Oracle Fusion. Oracle's AI Agent Studio is a serious platform:
Agents that take real action inside Fusion: converting PDF supplier quotes into purchase requisitions, purchase orders into sales orders, PCN notices into engineering change orders
Multi-agent teams handling complex workflows (their 6-agent Product Configuration team is a good example of what is possible)
Workflow agents with deterministic control flow for regulated processes
Human-in-the-loop checkpoints before agents commit transactions
Role-based security inheritance from your existing Fusion RBAC
Multi-LLM flexibility across Llama, Cohere, OpenAI, Anthropic, and Google
Native MCP and A2A protocol support
All included with your Fusion subscription
InvokeAsync now exposes all of that to external callers. When a cross-system workflow needs Fusion context, validation, matching, or transaction processing, Dayos invokes Oracle's agents via InvokeAsync.
Oracle does the heavy lifting inside Fusion. Dayos handles everything that happens before and after. The stronger Oracle's agents get, the more valuable those invocations become.
Workday. Workday has gone all-in on opening its platform. Their GA support for MCP gives external systems a standardized way to interact with Workday data and actions: employee records, compensation details, org structures, business process triggers.

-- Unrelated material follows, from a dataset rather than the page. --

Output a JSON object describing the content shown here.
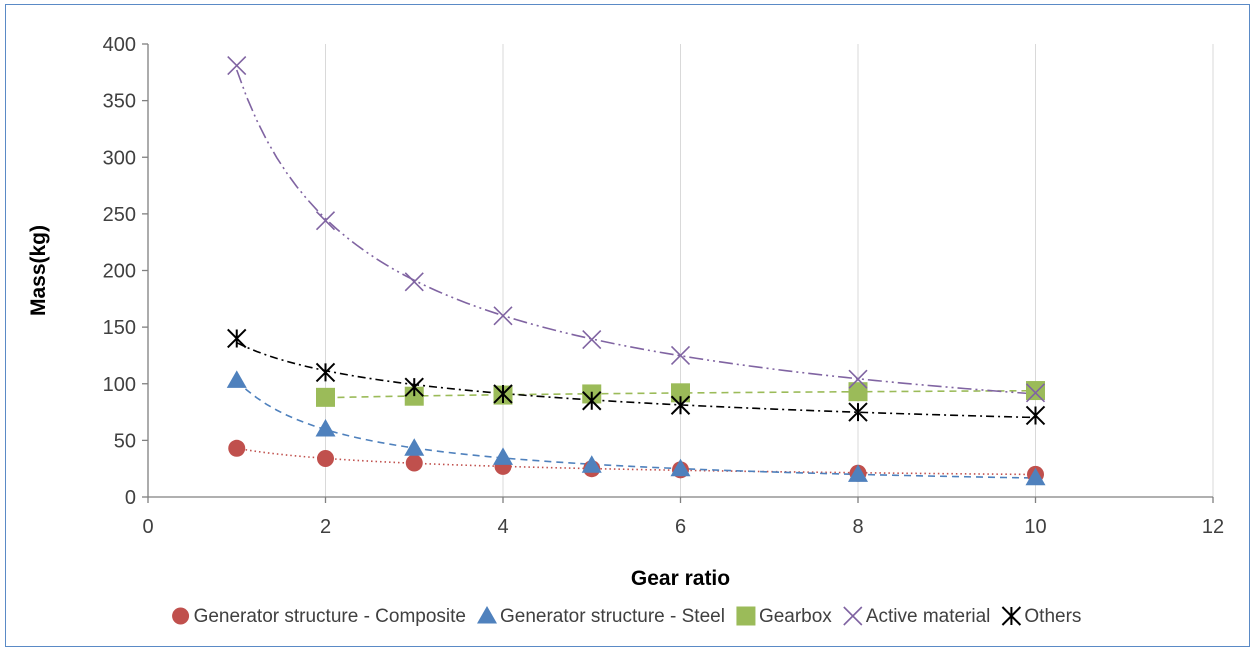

Dayos connects to Workday via MCP, pulling HCM data and triggering workflows as part of larger cross-system processes. When your onboarding flow needs to read a new hire's job profile and then provision access across Oracle, IT platforms, and identity management, Dayos reads from Workday and runs the downstream actions.
Workday stays the system of record for people. Dayos makes sure the rest of the stack knows what Workday knows. Every time Workday extends its MCP surface, our reach expands automatically.
Coupa. Procurement rarely lives in a single system. Your POs might be in Coupa while your invoices land in Oracle. Your supplier data lives in Coupa while your payment terms are managed in your ERP.
Dayos connects to Coupa for PO data, supplier information, and approval status, then combines that with Oracle AP data to automate three-way matching across platforms. No more copying between screens. No more reconciliation spreadsheets. When Coupa adds new AI capabilities to their procurement workflows, Dayos integrates those as nodes in the broader process.
Anaplan. Planning models in Anaplan need actuals from your ERP. Budgets built in Anaplan need to flow back into Oracle or SAP for execution.
The planning-to-execution loop is one of the most manual processes in finance: extracting GL data, transforming it for model ingestion, waiting for approvals, then manually posting budgets back. Dayos bridges this gap, pulling GL actuals into Anaplan models and pushing approved budgets back into your financial systems. When Anaplan opens new data paths or extends its API surface, Dayos picks them up.
SAP and NetSuite. Same pattern. Dayos connects via APIs, pulls the data and context needed, invokes native capabilities where they exist, and runs the cross-system workflow. If you run 10 entities on Oracle, 5 on SAP, and 3 on NetSuite, Dayos reconciles across all 18 without caring which ERP houses which entity.
Every improvement these vendors make to their native AI makes Dayos more powerful. We are not in a zero-sum game. We are in a multiplier relationship.
As your systems get smarter, Dayos gets more valuable.
We do not replace your existing AI investments. We amplify them by wiring them into the processes that cross system boundaries.